Black-owned banks have been hit hardest as the industry consolidates. Most do not have enough capital to weather the economic downturn. In his prime he was 134. Today he is only 21.
But change is on the way. Within the past three years, the federal government, the private sector, and the philanthropic community have invested heavily in minority-owned depository institutions.
“In response to this national conversation around racial equity, people are really seeing that minority banks are key to wealth creation and key to helping close the wealth gap,” Elam said.
Bradley is also an angel investor, providing money to many entrepreneurs and seeing new opportunities as people network in the WhatsApp group to help each other survive and grow.
“I’m really so optimistic,” Bradley said. “Even in the downfall of SVB, he managed to form this incredible community of people trying to help each other succeed.
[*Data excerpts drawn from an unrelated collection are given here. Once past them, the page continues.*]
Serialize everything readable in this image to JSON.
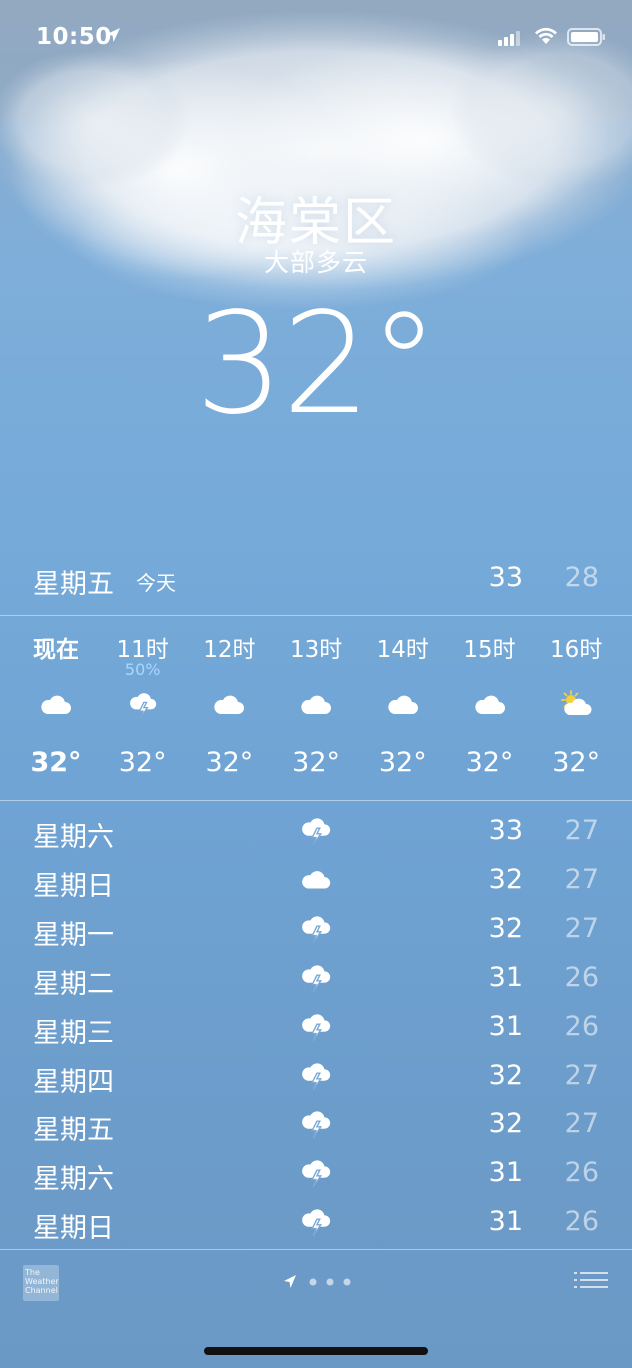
{
  "status_bar": {
    "time": "10:50"
  },
  "location": {
    "city": "海棠区",
    "condition": "大部多云",
    "current_temp": "32°"
  },
  "today": {
    "day": "星期五",
    "label": "今天",
    "high": "33",
    "low": "28"
  },
  "hourly": [
    {
      "label": "现在",
      "pop": "",
      "icon": "cloud-icon",
      "temp": "32°"
    },
    {
      "label": "11时",
      "pop": "50%",
      "icon": "thunderstorm-icon",
      "temp": "32°"
    },
    {
      "label": "12时",
      "pop": "",
      "icon": "cloud-icon",
      "temp": "32°"
    },
    {
      "label": "13时",
      "pop": "",
      "icon": "cloud-icon",
      "temp": "32°"
    },
    {
      "label": "14时",
      "pop": "",
      "icon": "cloud-icon",
      "temp": "32°"
    },
    {
      "label": "15时",
      "pop": "",
      "icon": "cloud-icon",
      "temp": "32°"
    },
    {
      "label": "16时",
      "pop": "",
      "icon": "partly-sunny-icon",
      "temp": "32°"
    }
  ],
  "daily": [
    {
      "day": "星期六",
      "icon": "thunderstorm-icon",
      "high": "33",
      "low": "27"
    },
    {
      "day": "星期日",
      "icon": "cloud-icon",
      "high": "32",
      "low": "27"
    },
    {
      "day": "星期一",
      "icon": "thunderstorm-icon",
      "high": "32",
      "low": "27"
    },
    {
      "day": "星期二",
      "icon": "thunderstorm-icon",
      "high": "31",
      "low": "26"
    },
    {
      "day": "星期三",
      "icon": "thunderstorm-icon",
      "high": "31",
      "low": "26"
    },
    {
      "day": "星期四",
      "icon": "thunderstorm-icon",
      "high": "32",
      "low": "27"
    },
    {
      "day": "星期五",
      "icon": "thunderstorm-icon",
      "high": "32",
      "low": "27"
    },
    {
      "day": "星期六",
      "icon": "thunderstorm-icon",
      "high": "31",
      "low": "26"
    },
    {
      "day": "星期日",
      "icon": "thunderstorm-icon",
      "high": "31",
      "low": "26"
    }
  ],
  "footer": {
    "weather_channel_logo": "The Weather Channel",
    "pages": 3
  }
}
They say, “SVB was here for us, now we’ll be here for each other.”
____ Stafford, based in Detroit, is a national race investigative writer for the AP’s Race and Ethnicity team. Follow her on Twitter: https://twitter.com/kat__stafford. Savage reported from Chicago and is a member of the Associated Press/Report for America Statehouse News Initiative corps. Report for America is a nonprofit national service program that places reporters in local newsrooms to report on undercover issues.